Mélina Robert-Michon : cinq Jeux, cinq vies

Rio de Janeiro, BRÉSIL - 16 août 2016 : L’émotion de Mélina Robert-Michon après avoir remporté la médaille d’argent en lancer du disque lors des Jeux Olympiques de Rio 2016.
Rio de Janeiro, BRÉSIL - 16 août 2016 : L’émotion de Mélina Robert-Michon après avoir remporté la médaille d’argent en lancer du disque lors des Jeux Olympiques de Rio 2016.

La lanceuse de disque française a attendu 16 ans pour décrocher une médaille olympique à Rio 2016 (argent).
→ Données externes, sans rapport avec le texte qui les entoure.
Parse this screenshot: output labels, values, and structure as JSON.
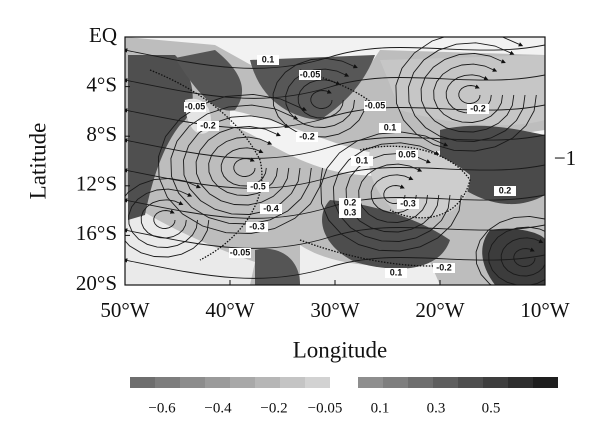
{
  "x_axis": {
    "label": "Longitude",
    "ticks": [
      "50°W",
      "40°W",
      "30°W",
      "20°W",
      "10°W"
    ]
  },
  "y_axis": {
    "label": "Latitude",
    "ticks": [
      "EQ",
      "4°S",
      "8°S",
      "12°S",
      "16°S",
      "20°S"
    ]
  },
  "side_label": "−1",
  "contour_labels": [
    "0.1",
    "-0.05",
    "-0.05",
    "-0.2",
    "-0.2",
    "-0.05",
    "0.1",
    "-0.2",
    "0.1",
    "0.05",
    "-0.5",
    "-0.4",
    "-0.3",
    "-0.05",
    "0.2",
    "0.3",
    "-0.3",
    "0.2",
    "-0.2",
    "0.1"
  ],
  "colorbar": {
    "labels": [
      "−0.6",
      "−0.4",
      "−0.2",
      "−0.05",
      "0.1",
      "0.3",
      "0.5"
    ],
    "negative_colors": [
      "#6e6e6e",
      "#7d7d7d",
      "#8c8c8c",
      "#9a9a9a",
      "#a8a8a8",
      "#b6b6b6",
      "#c4c4c4",
      "#d2d2d2"
    ],
    "positive_colors": [
      "#8e8e8e",
      "#7e7e7e",
      "#6e6e6e",
      "#5e5e5e",
      "#4e4e4e",
      "#3e3e3e",
      "#2e2e2e",
      "#1e1e1e"
    ]
  }
}
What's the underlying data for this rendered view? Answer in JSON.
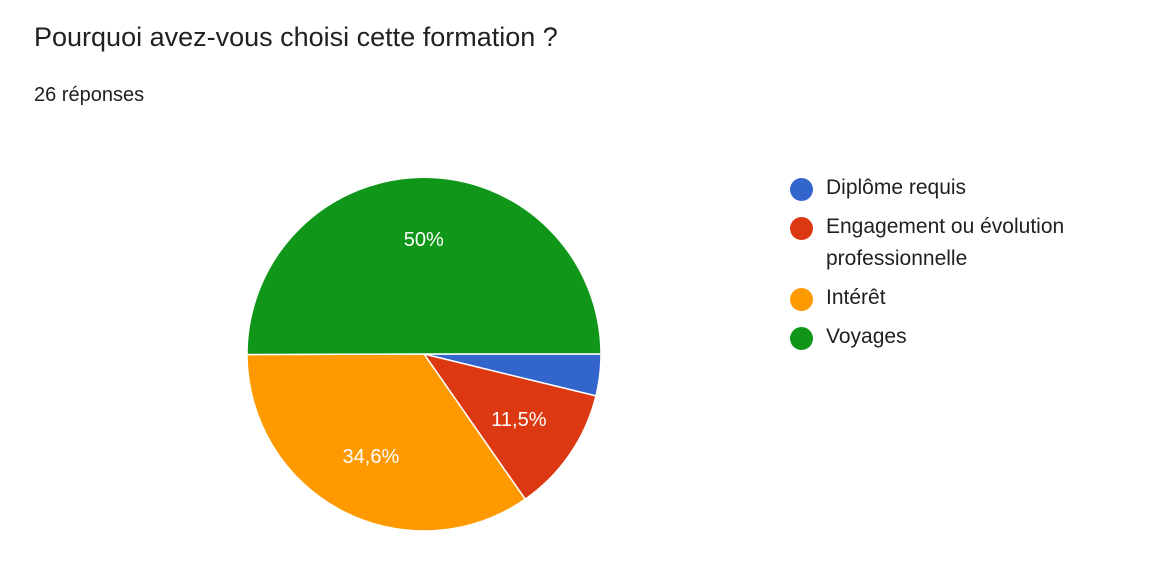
{
  "header": {
    "title": "Pourquoi avez-vous choisi cette formation ?",
    "responses": "26 réponses"
  },
  "chart_data": {
    "type": "pie",
    "title": "Pourquoi avez-vous choisi cette formation ?",
    "slices": [
      {
        "name": "Diplôme requis",
        "value": 3.8,
        "color": "#3366cc",
        "label": ""
      },
      {
        "name": "Engagement ou évolution professionnelle",
        "value": 11.5,
        "color": "#dc3912",
        "label": "11,5%"
      },
      {
        "name": "Intérêt",
        "value": 34.6,
        "color": "#ff9900",
        "label": "34,6%"
      },
      {
        "name": "Voyages",
        "value": 50,
        "color": "#109618",
        "label": "50%"
      }
    ],
    "legend_position": "right"
  }
}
Pour Tokyo202.org, elle revient sur ces cinq JO, partageant son aventure olympique dans tous ses aspects. Flash-back façon Mélina Robert-Michon. 

À 40 ans, Mélina Robert-Michon est maman de deux filles et continue de porter haut les couleurs de la France, avec une qualification pour les Jeux Olympiques de Tokyo 2020 en poche pour tenter de décrocher l’or.

Dans une interview exclusive, l’athlète française partage ses souvenirs et vous offre une plongée dans ses cinq Jeux Olympiques. Ambiance, sentiments, émotions… Tout y est.

Avant de découvrir l'histoire de ses cinq JO, regardez plutôt.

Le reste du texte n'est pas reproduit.